The method may include one or more further aspect. For instance, following the displaying the message on the user output component of the authentication device, the method may include connecting, the hardware wallet device to the one or more additional removable authentication device in electronic communication with the hardware wallet device. In various embodiments, the one or more additional removable authentication devices are connected sequentially or in series. In various embodiments, the one or more additional removable authentication devices are connected in parallel.
The method may also include communicating, by the hardware wallet device, with a further attached removable authentication device of the one or more additional removable authentication devices. The method may also include receiving, from the user input component of the hardware wallet device, a further pin sequence. The method may also include setting, by the hardware wallet device, a further PIN stored on the further removable authentication device to be the further pin sequence. The method may also include storing, by the hardware wallet device, a further secret share of the first number, N, of secret shares of the hardware wallet device on the further remote authentication device having the further pin sequence. The first secret sharing technique may be Shamir's secret sharing method.

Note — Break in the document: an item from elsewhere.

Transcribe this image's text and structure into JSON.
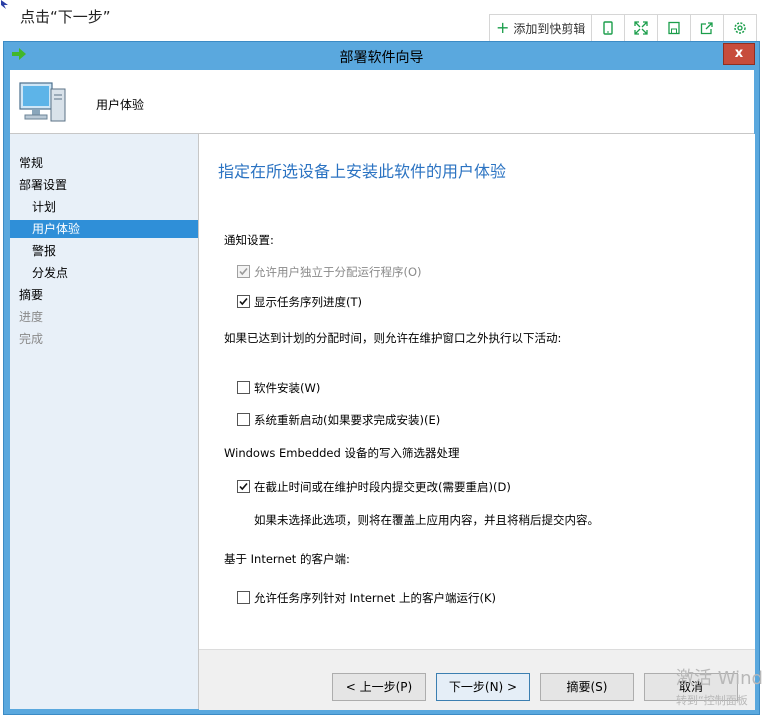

A hardware wallet device to provide an electronically accessible cryptocurrency wallet is disclosed. The device may include a user input component configured to receive a personal identification number (PIN) sequence from a user. The device may include a removable authentication device reader configured to physically attach to a physically attachable removable authentication device containing a stored PIN and connect the removable authentication device in electrical communication to a processor. The device may include the processor, wherein the processor is configured to communicate with the removable authentication device to cause the removable authentication device to compare the PIN sequence to the stored PIN, wherein the processor is further configured to retrieve a secret share from the removable authentication device in response to the PIN sequence matching the stored PIN. The device may include a digital storage unit configured to store the secret share retrieved from the removable authentication device. The processor may be further configured to determine if a number of stored secret shares on the hardware wallet device meets or exceeds a first threshold. In response to the number of stored secret shares on the digital storage unit of the hardware wallet device meeting or exceeding the first threshold, the processor may apply a first secrets sharing technique to the stored secret shares on the digital storage unit to recover a seed value of the hardware wallet device and store the recovered seed value on the digital storage unit. In response to the number of stored secret shares on the digital storage unit not meeting and not exceeding the first threshold, the processor may display a message on a user output component of the hardware wallet device instructing a user to physically attach one or more additional removable authentication device to the hardware wallet device and in electronic communication with the hardware wallet device.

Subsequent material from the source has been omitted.